Она только как-то неосознанно поправила браслет на левой руке. Широкий серебряный браслет, который носила постоянно, не думая, что под ним скрывается. Мало ли у кого где какие шрамы. Но мама тогда, после больницы, когда ее, всю обколотую транквилизаторами, вернули домой, купила ей этот браслет и сказала:
– Носи… Тебе идет…
И ей было все равно. Пусть будет, если ей так нравится…
Она еще долго жила в каком-то полусне. Потом, постепенно выходя из-под действия препаратов, она стала молчаливой и задумчивой. И сказала однажды:
– Я хочу уехать заграницу. Я хочу побыть одна…
И, увидев, как нахмурилась мама, как переглянулись они с сестрой, сказала:
– Обещаю, что я ничего не сделаю… Я хочу отдохнуть. Я хочу начать писать…
Это уж было полное вранье, но они приняли его. Хотя прошло очень много времени, прежде чем она осуществила свое желание. Но тогда, когда она так решила, она впервые будто бы обрадовалась.

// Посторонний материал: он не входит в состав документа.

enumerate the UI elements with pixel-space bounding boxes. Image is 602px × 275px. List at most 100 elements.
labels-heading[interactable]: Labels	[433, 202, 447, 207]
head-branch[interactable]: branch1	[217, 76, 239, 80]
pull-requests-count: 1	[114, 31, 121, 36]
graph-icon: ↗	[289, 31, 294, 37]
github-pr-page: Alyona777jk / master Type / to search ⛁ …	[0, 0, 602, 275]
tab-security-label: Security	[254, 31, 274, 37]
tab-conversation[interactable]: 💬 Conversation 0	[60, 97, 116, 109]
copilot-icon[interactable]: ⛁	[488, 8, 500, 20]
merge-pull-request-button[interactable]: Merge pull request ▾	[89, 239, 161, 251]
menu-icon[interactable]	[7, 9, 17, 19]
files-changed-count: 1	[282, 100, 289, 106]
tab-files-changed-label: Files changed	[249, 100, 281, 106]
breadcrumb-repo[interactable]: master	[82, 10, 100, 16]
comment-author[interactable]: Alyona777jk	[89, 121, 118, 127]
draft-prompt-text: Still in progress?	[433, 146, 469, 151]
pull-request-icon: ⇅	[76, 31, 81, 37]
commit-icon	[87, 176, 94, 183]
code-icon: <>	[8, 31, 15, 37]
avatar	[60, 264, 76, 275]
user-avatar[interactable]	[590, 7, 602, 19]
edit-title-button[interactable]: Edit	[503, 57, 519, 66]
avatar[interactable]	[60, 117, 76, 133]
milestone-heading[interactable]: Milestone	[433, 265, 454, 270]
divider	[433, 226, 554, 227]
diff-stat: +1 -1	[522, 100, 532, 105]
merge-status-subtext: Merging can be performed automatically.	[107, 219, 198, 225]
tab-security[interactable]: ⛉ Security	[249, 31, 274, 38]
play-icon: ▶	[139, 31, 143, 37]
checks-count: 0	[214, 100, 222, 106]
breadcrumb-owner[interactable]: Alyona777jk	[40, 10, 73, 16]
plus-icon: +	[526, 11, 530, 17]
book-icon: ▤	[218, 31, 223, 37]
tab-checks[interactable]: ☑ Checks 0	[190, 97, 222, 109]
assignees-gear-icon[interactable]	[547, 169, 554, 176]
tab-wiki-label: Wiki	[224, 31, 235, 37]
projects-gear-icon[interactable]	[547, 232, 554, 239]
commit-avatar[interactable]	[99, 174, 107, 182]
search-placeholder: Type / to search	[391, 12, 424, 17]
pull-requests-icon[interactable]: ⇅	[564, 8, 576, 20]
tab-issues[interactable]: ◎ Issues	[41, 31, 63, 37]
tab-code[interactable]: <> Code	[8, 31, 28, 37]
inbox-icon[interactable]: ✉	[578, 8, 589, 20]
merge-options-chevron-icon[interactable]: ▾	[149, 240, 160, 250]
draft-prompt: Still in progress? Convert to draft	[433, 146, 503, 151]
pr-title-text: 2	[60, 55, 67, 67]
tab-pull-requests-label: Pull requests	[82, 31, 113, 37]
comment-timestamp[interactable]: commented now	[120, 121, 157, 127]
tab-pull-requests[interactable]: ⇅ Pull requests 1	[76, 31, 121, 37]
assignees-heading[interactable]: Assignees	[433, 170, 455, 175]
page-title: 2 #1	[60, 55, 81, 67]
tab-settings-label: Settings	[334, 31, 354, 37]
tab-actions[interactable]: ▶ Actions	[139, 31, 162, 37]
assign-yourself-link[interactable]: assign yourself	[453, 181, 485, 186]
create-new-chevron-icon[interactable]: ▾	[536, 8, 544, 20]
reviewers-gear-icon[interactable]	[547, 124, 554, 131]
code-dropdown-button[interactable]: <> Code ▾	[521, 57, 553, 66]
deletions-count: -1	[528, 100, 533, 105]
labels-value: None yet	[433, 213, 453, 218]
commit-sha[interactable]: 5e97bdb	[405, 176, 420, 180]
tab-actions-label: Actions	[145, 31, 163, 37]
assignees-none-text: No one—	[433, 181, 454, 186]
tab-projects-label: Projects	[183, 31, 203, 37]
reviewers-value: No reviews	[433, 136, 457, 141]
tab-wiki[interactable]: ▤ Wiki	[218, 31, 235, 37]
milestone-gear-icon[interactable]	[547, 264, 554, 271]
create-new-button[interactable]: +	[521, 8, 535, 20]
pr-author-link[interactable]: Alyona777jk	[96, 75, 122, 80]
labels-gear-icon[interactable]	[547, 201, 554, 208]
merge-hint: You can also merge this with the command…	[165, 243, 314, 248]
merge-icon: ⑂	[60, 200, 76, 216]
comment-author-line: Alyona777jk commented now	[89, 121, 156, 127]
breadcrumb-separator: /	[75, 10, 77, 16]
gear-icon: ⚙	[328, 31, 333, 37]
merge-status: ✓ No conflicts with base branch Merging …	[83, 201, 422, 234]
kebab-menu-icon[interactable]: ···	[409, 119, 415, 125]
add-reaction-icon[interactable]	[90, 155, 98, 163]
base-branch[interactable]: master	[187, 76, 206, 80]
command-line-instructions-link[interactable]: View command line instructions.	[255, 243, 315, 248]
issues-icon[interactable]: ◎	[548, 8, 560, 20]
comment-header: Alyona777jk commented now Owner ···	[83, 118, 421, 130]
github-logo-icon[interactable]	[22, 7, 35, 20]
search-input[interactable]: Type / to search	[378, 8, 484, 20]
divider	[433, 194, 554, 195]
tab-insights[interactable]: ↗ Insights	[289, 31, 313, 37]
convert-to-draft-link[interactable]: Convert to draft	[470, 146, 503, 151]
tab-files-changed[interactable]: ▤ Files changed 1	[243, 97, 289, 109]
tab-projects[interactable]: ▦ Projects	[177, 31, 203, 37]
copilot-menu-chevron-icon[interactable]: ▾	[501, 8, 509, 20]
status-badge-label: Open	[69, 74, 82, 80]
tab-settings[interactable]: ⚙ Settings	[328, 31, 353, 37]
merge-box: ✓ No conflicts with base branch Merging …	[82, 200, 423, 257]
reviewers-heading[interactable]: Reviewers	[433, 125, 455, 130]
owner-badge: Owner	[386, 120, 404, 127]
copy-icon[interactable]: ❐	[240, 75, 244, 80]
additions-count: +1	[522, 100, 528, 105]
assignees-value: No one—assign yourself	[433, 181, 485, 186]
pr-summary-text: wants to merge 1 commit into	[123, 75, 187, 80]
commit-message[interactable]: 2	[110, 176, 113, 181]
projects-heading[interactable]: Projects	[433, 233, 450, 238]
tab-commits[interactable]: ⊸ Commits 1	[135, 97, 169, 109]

Потому что в последнее время все чаще думала, что не вписывается в картину этой жизни. Потому что чужая во всей этой жизни, в которой больше не было Алешки-большого и Алешки-маленькой. И подумала: нарисуй ее, эту картину, Алешка – она не нашла бы себя на ней, сколько бы ни искала. Потому что не было ей тут места.
И ей хотелось уехать куда-то, где все тоже будет чужое, и она там будет чужая. И ей будет нравиться быть чужой. Ей хотелось уехать туда, где ее никто ее знает. И никто от нее ничего не ждет. И она не является укором своей совести, что расстраивает мать и никак не внемлет советам сестры – забыть все и жить дальше.

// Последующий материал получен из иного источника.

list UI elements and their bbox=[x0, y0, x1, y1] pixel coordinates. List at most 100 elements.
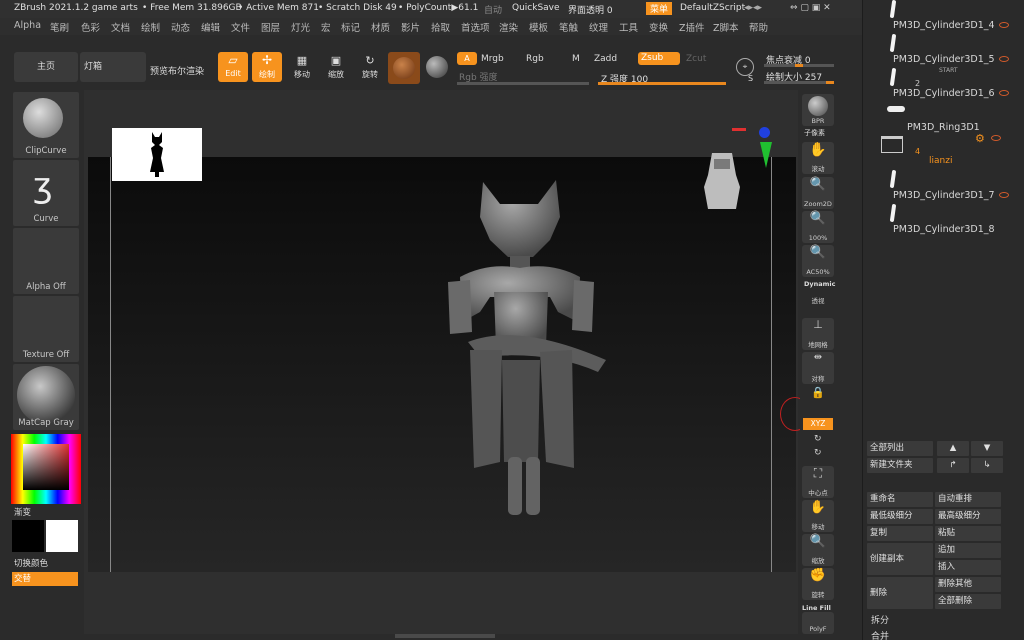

Перешагивать через воспоминания и отстраняться от всего пережитого, как от переживаний чужой, незнакомой ей женщины, она научилась. Но ей хотелось тишины. Тишины и покоя. Чтобы никто ее не знал. Чтобы о ней забыли. Чтобы позволили ей быть той, которая она есть – неживой и бесчувственной. И все.
И она вспомнила об этом городке, куда они однажды заехали на экскурсию, и сразу решила, что именно в нем она и будет жить. И именно в том доме с террасой. И в этом не было дани прошлому. Просто среди миллионов маленьких тихих и спокойных уютных городков она уже знала один, и знала, что там ей место. Там, на террасе, где кончается жилая часть мира и можно просто сидеть, просто смотреть. Просто жить и быть собой, такой, какой она была…
И она сделала то, что хотела. И, хоть переговоры с турагентством были долгими, потому что запрос ее был необычен, но деньги и время сделали свое. И она жила в этом городке уже вторую неделю. И сидела в плетеном кресле. И теперь, наконец, была спокойна. Просто спокойна – и все. Мертва и спокойна. Как и должно было быть.